When a Wal-mart employee was trampled to death by a crowd of 2,000 eager shoppers at a “door-buster” sale the day after Thanksgiving, Wal-mart defended its security precautions. Some people assigned responsibility for the death to the crowd that behaved like “savages”. Neither of these assertions should be allowed to stand. Crowd behavior has been studied extensively, risk factors are well documented and predictable, and crowd management imperatives have been known for decades. Wal-mart, along with many other retailers nationwide, intentionally employ the very factors that create dangerous crowd risks to create a sense of “excitement” and to achieve sales.
Following a tragedy at a concert by The Who in Cincinnati in 1979 in which 11 people were trampled to death while a crowd rushed into a concert, a task force provided over 100 recommendations to prevent such problems from happening.
Among other things, the report identified that a “sense of urgency or anxiety… causing a rush toward an entry point… is the crucial factor which must be removed.” This crucial factor is exactly what Wal-mart and other retailers have been striving to create for “door-buster” sales. The term “door-buster” itself recognizes that the goal of these sales is to create a crush of customers entering a store so severe that it literally breaks down the doors.
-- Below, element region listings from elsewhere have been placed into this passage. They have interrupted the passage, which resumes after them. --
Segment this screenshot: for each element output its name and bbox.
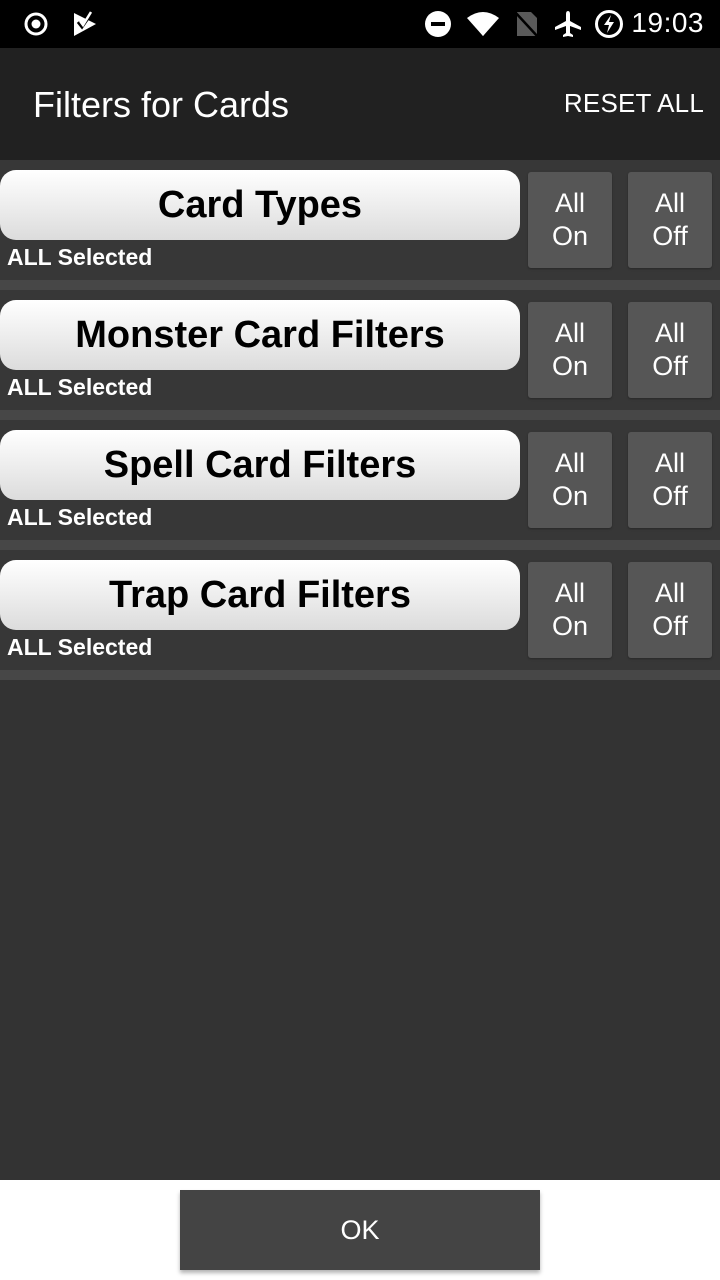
all-off-label-line2: Off (652, 351, 688, 381)
battery-saver-icon (594, 10, 624, 38)
all-off-label-line2: Off (652, 221, 688, 251)
ok-button[interactable]: OK (180, 1190, 540, 1270)
all-on-label-line1: All (554, 188, 585, 218)
all-on-label-line1: All (554, 578, 585, 608)
all-on-label-line1: All (554, 448, 585, 478)
do-not-disturb-icon (423, 10, 453, 38)
clock-time: 19:03 (631, 7, 704, 38)
footer: OK (0, 1180, 720, 1280)
all-off-label-line1: All (654, 448, 685, 478)
selection-status: ALL Selected (7, 504, 153, 530)
all-off-label-line1: All (654, 318, 685, 348)
app-bar: Filters for Cards RESET ALL (0, 48, 720, 160)
all-off-label-line2: Off (652, 611, 688, 641)
divider (0, 280, 720, 290)
all-on-label-line2: On (551, 221, 589, 251)
all-on-button[interactable]: All On (528, 432, 612, 528)
all-on-label-line2: On (551, 351, 589, 381)
trap-card-filters-button[interactable]: Trap Card Filters (0, 560, 520, 630)
all-on-label-line2: On (551, 611, 589, 641)
divider (0, 410, 720, 420)
play-store-check-icon (70, 10, 100, 38)
filter-row-trap: Trap Card Filters ALL Selected All On Al… (0, 550, 720, 680)
spell-card-filters-button[interactable]: Spell Card Filters (0, 430, 520, 500)
airplane-mode-icon (552, 10, 584, 38)
divider (0, 670, 720, 680)
record-icon (22, 10, 50, 38)
card-types-button[interactable]: Card Types (0, 170, 520, 240)
all-on-button[interactable]: All On (528, 172, 612, 268)
all-on-button[interactable]: All On (528, 562, 612, 658)
all-on-button[interactable]: All On (528, 302, 612, 398)
page-title: Filters for Cards (33, 84, 290, 125)
all-off-label-line2: Off (652, 481, 688, 511)
all-on-label-line2: On (551, 481, 589, 511)
wifi-icon (465, 10, 501, 38)
all-on-label-line1: All (554, 318, 585, 348)
filter-row-monster: Monster Card Filters ALL Selected All On… (0, 290, 720, 420)
all-off-button[interactable]: All Off (628, 432, 712, 528)
reset-all-button[interactable]: RESET ALL (564, 88, 704, 119)
all-off-button[interactable]: All Off (628, 562, 712, 658)
status-bar: 19:03 (0, 0, 720, 48)
selection-status: ALL Selected (7, 634, 153, 660)
all-off-label-line1: All (654, 578, 685, 608)
filter-row-spell: Spell Card Filters ALL Selected All On A… (0, 420, 720, 550)
filter-row-card-types: Card Types ALL Selected All On All Off (0, 160, 720, 290)
monster-card-filters-button[interactable]: Monster Card Filters (0, 300, 520, 370)
selection-status: ALL Selected (7, 244, 153, 270)
divider (0, 540, 720, 550)
all-off-button[interactable]: All Off (628, 302, 712, 398)
all-off-button[interactable]: All Off (628, 172, 712, 268)
filter-list: Card Types ALL Selected All On All Off M… (0, 160, 720, 1180)
selection-status: ALL Selected (7, 374, 153, 400)
all-off-label-line1: All (654, 188, 685, 218)
no-sim-icon (512, 10, 540, 38)
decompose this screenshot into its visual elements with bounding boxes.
The “urgency or anxiety” of these sales is created by heavily promoting deep discounts of extremely limited quantities or merchandise. This creates the incentive for people not only to arrive early and to enter the store quickly, but to find a way past as many other people as possible. It is a blatant recipe for disaster.
There are a number of ways retailers can prevent death, injury, and damage at these events, but all of them come with costs. For one, retailers can provide (or be forced by law to provide) enough discounted inventory so that there is no “urgency or anxiety” about being able to get a deal. For another, retailers can provide adequate crowd control measures (including enough people, enough planning, enough training, enough communications, etc.) to manage even a large and unruly crowd. It is possible. Some retailers have addressed the problem so simply by giving coupons to the first so many people in the line before the doors open. This provides all of the incentive to arrive early while eliminating the incentive to rush.
Any means retailers employ to limit injury at these events will cost money and will, somewhat, reduce their profits but we, and they, have to remember that blood money is always blood money. If retailers cannot profitably operate safely, then they should not be allowed to operate at all.